21

5.9K 618 62
                                    

Meysa tidak menyangka ia akan duduk di halte sampai malam. Saat ia menyadarinya, tiba-tiba ia merasakan sakit pada kakinya.

"Apa yang terjadi?" Meysa tidak tau sejak kapan Nathan sudah berlutut dibawah kakinya.

"Kakiku kram."

Ia dapat melihat Nathan menatapnya marah. Tapi Nathan masih saja mengangkat kakinya dengan hati-hati lalu meletakkan diatas lututnya. Nathan mencoba memijat kakinya untuk melancarkan peredaran darahnya.

"Tidak bisakah kamu memijatnya dengan lembut." Sedikit gerakan saja, membuatnya sakit. Apalagi dengan pijatan. Walaupun Nathan memijatnya dengan lembut, tapi ia masih merasakan sakit.

Nathan lagi-lagi memberikan tatapan galaknya.

"Sekarang kamu baru tahu sakit? Berapa umurmu? Mengapa kamu masih duduk berlama-lama disini tanpa menggerakkan sedikitpun badanmu. Jangan mengabaikan kesehatanmu!"

Nathan memarahi Meysa tapi masih dengan mengurangi kekuatannya. Nathan tampak lembut saat memijatnya dan ia juga sangat berkonsentrasi, ia takut jika ia menggunakan sedikit kekuatannya ia akan menyakiti kaki Meysa, yang memang tampak ramping dan kurus.

"Jika aku sakit juga bukan urusanmu."

Meysa ingin menggigit lidahnya , setelah ia menyadari apa yang baru saja ia katakan telah membuat Nathan marah.

Nathan memang tidak berkata apa-apa, tapi Meysa dapat melihat gerakan Nathan yang berhenti sebentar lalu melanjutkan pijatannya lagi.

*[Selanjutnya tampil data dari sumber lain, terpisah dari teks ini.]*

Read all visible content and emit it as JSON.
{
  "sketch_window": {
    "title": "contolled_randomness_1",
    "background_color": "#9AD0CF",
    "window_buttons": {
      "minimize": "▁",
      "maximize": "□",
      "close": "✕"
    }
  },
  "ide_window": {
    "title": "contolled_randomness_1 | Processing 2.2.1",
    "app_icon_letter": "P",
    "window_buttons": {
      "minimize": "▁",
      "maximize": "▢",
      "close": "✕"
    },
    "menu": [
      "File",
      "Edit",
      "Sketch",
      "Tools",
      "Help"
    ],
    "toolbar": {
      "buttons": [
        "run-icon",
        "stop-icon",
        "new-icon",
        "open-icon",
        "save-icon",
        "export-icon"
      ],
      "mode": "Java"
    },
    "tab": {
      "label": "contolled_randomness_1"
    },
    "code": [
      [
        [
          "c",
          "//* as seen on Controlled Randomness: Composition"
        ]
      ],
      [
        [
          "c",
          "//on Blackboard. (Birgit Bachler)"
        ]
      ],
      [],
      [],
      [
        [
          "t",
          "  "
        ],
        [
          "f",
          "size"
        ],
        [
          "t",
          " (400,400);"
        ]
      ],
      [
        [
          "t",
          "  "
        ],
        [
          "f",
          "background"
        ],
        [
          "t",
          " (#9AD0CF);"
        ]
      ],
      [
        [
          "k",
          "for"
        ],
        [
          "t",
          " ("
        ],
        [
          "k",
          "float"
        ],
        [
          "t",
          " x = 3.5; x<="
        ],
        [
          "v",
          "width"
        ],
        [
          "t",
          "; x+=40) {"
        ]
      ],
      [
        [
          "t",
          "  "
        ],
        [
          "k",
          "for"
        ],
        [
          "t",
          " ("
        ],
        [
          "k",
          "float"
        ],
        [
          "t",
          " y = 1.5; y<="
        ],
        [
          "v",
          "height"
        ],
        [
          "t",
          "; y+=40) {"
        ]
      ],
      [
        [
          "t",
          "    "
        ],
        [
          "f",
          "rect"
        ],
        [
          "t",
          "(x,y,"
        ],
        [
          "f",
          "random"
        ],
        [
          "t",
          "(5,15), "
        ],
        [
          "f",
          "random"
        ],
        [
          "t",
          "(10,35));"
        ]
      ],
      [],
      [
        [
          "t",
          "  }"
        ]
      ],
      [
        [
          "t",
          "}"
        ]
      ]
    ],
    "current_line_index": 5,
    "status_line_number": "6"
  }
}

Meysa menatap Nathan yang masih berlutut didepan tanpa memandangnya. Bibir laki-laki itu sedikit cemberut. Dan saat itulah ia sadar Nathan hanya menggunakan kemeja putihnya. Baju Nathan tampak berantakan.

Angin sore bertiup sangat dingin bersamaan dengan air hujan. Meysa merasa hangat saat ini, karena entah sejak kapan jas Nathan sudah tersampir dipundaknya. Hatinya yang tadi kacau sedikit merasa hangat.

"Sudah cukup! Sepertinya kakiku sudah baik-baik saja."

Nathan tidak menjawab. Tapi ia masih meletakkan kaki Meysa dengan hati-hati, seperti barang antik yang sangat berharga.

Meysa memperhatikan semua gerak gerik Nathan sejak awal, dan sampai di saat Nathan mendongak keatas untuk melihatnya. Dan disaat mata mereka bertemu, Meysa merasakan seolah waktu berhenti dan hanya mereka berdualah yang jadi pusat gravitasi. Dengan dilatar belakangi hujan yang mengguyur dengan semangatnya menciptakan sisi romantis diantara mereka.

Meysa tanpa sadar menyentuh tangan Nathan. Nathan sedikit terkejut dengan sentuhan lembut itu, tapi Nathan masih mempertahankan sikap tenangnya. Ia membiarkan tangan mungil itu untuk tinggal disana.

"Apa kau dingin?" Tanya Meysa sambil menggenggam tangan Nathan untuk memberikan kehangatan pada laki-laki itu.

"Tidak lagi."

Tangan Meysa memberikan kehangatan yang mengalir didalam hatinya. Nathan meraih tangan Meysa, ia membimbing tangan Meysa yang dingin untuk masuk kelengan jas.

Meysa merasa lebih hangat sekarang. Meysa memperhatikan Nathan yang masih merapikan jasnya untuk membuatnya tidak kedinginan.

"Ini lebih baik."
Nathan tersenyum puas, lalu menatapnya dan merekapun tersenyum bersama.

"Apa kau ingin bermalam disini?"

Meysa menggelengkan kepalanya.

"Tentu saja, tidak."

"Okey, aku akan memanggil Riko untuk menjemput kita."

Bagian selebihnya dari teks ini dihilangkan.